Mary knew, pondered on and reflected on the word of God revealed in the scriptures. Her Magnificat is a hymn to what the power of God can do to those who accept his word in lowliness. The power of God can never be revealed through arrogance or power. The Church in Ireland if it wants to renew itself must become a Church in which the word of God is day by day pondered on, in the spirit of revelation itself. We cannot find communion with God only though human experience. God transcends our experience but not in the sense in which the Gods of the ancient pagans became a distant fearful God’s to be found in the harshness and brute force of nature. The Christian God is a God who is other, but who comes towards us and meets us in a way that is always surprising, just as we celebrate here this evening of a God who reveals himself surprisingly in the human powerlessness of an infant. The Christmas story is not a fairy tale. It is a fundamental lesson about who God is and about what humanity is.

Jesus is the Word of God. God reveals himself in communication. God comes out to meet us and invites us to respond in communication, in prayer. Prayer is a second key to renewal. The Church is not just a club of the like-minded. It is not a movement for social reform. It is a community of believers who day after day place themselves humbly before God, recognising his otherness and recognising that the values of our lives must be values that we do not create on our own. Prayer ensures and guarantees that our communication is with God and not with our own interests or desires or personal needs.

The Church’s renewal must pass along the path of rejection of attachment to human power. This is not to say that the Church should vanish from the public square. If the Church follows the path of renewal through abandonment to the demands of God as revealed in Jesus Christ then – but only then - will the Church be strong and will the Church renew itself and allow the message of Jesus, who reveals God’s love, to break into society as a true force for good. As always that message will surprise us and will surprise society. Throughout human history God’s people have been unfaithful, but God’s fidelity to his people has remained and is renewed generation after generation.

In terms of the culture of the day, the humble birth of Jesus did not augur well for a great future. Indeed, Jesus’ life itself was contrary to the cultural mores and values of his time. His entire life was considered by many to be a failure, yet the Spirit was with him and was and is with the community of his followers who throughout the generations followed his path of death to self in order to rise authentically to self. Self is realised through selflessness,

This has not been a good year for the Church. But even saying that can be a bowing to a false reading of reality or even worse a form of self-pity and not allowing the force of renewal which comes from the Spirit of Jesus to change and renew us today as the Spirit has done and will do at any time in the history of the Church.

Christmas transforms! It visibly transforms by bringing the best out of us, through the ability to mend broken relationships, to be caring, to see how simplicity can produce a greater impact than extravagance and exaggeration.

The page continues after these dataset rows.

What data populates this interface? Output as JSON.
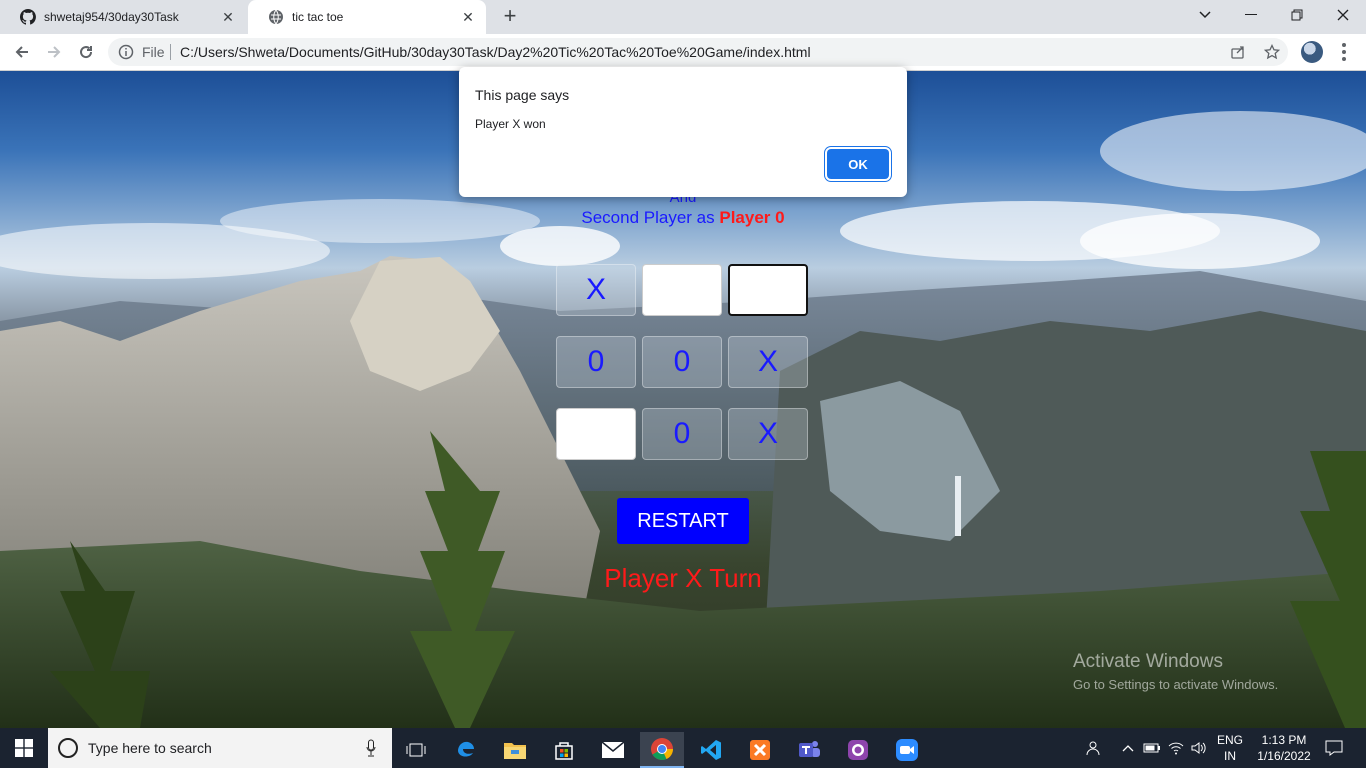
{
  "browser": {
    "tabs": [
      {
        "title": "shwetaj954/30day30Task",
        "icon": "github-icon",
        "active": false
      },
      {
        "title": "tic tac toe",
        "icon": "globe-icon",
        "active": true
      }
    ],
    "new_tab": "+",
    "address": {
      "scheme_label": "File",
      "url": "C:/Users/Shweta/Documents/GitHub/30day30Task/Day2%20Tic%20Tac%20Toe%20Game/index.html"
    }
  },
  "dialog": {
    "title": "This page says",
    "message": "Player X won",
    "ok_label": "OK"
  },
  "game": {
    "intro_partial": "And",
    "second_player_prefix": "Second Player as",
    "second_player_name": "Player 0",
    "board": [
      [
        "X",
        "",
        ""
      ],
      [
        "0",
        "0",
        "X"
      ],
      [
        "",
        "0",
        "X"
      ]
    ],
    "restart_label": "RESTART",
    "turn_text": "Player X Turn"
  },
  "watermark": {
    "line1": "Activate Windows",
    "line2": "Go to Settings to activate Windows."
  },
  "taskbar": {
    "search_placeholder": "Type here to search",
    "lang_top": "ENG",
    "lang_bottom": "IN",
    "time": "1:13 PM",
    "date": "1/16/2022",
    "pinned": [
      "task-view-icon",
      "edge-icon",
      "file-explorer-icon",
      "store-icon",
      "mail-icon",
      "chrome-icon",
      "vscode-icon",
      "xampp-icon",
      "teams-icon",
      "github-desktop-icon",
      "zoom-icon"
    ]
  },
  "colors": {
    "player_text": "#1a1aff",
    "accent_red": "#ff1a1a",
    "restart_bg": "#0000ff",
    "dialog_ok": "#1a73e8"
  }
}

Christmas is a time when each of us realises once again that it is often the simplest gift which has the greatest effect. The joy that our self-giving to others can bring greater satisfaction than filing ourselves not just with food but with worthlessness and emptiness. Just the expression of simple happiness in the face of our children makes Christmas worthwhile.

We need to renew our understanding of Christmas and make Christmas simpler and allow that simplicity which springs from the birth of Jesus become the path for our lives and for our Church.

My prayer this evening is that those who suffered and who today survive in pain will tonight receive some of that light from the God who reveals himself to us as child. I pray for the same light for those who have suffered from the current economic crisis; I pray for those who are hurt and wounded in their hearts. May the light of the Christ-child be with them and with all of us.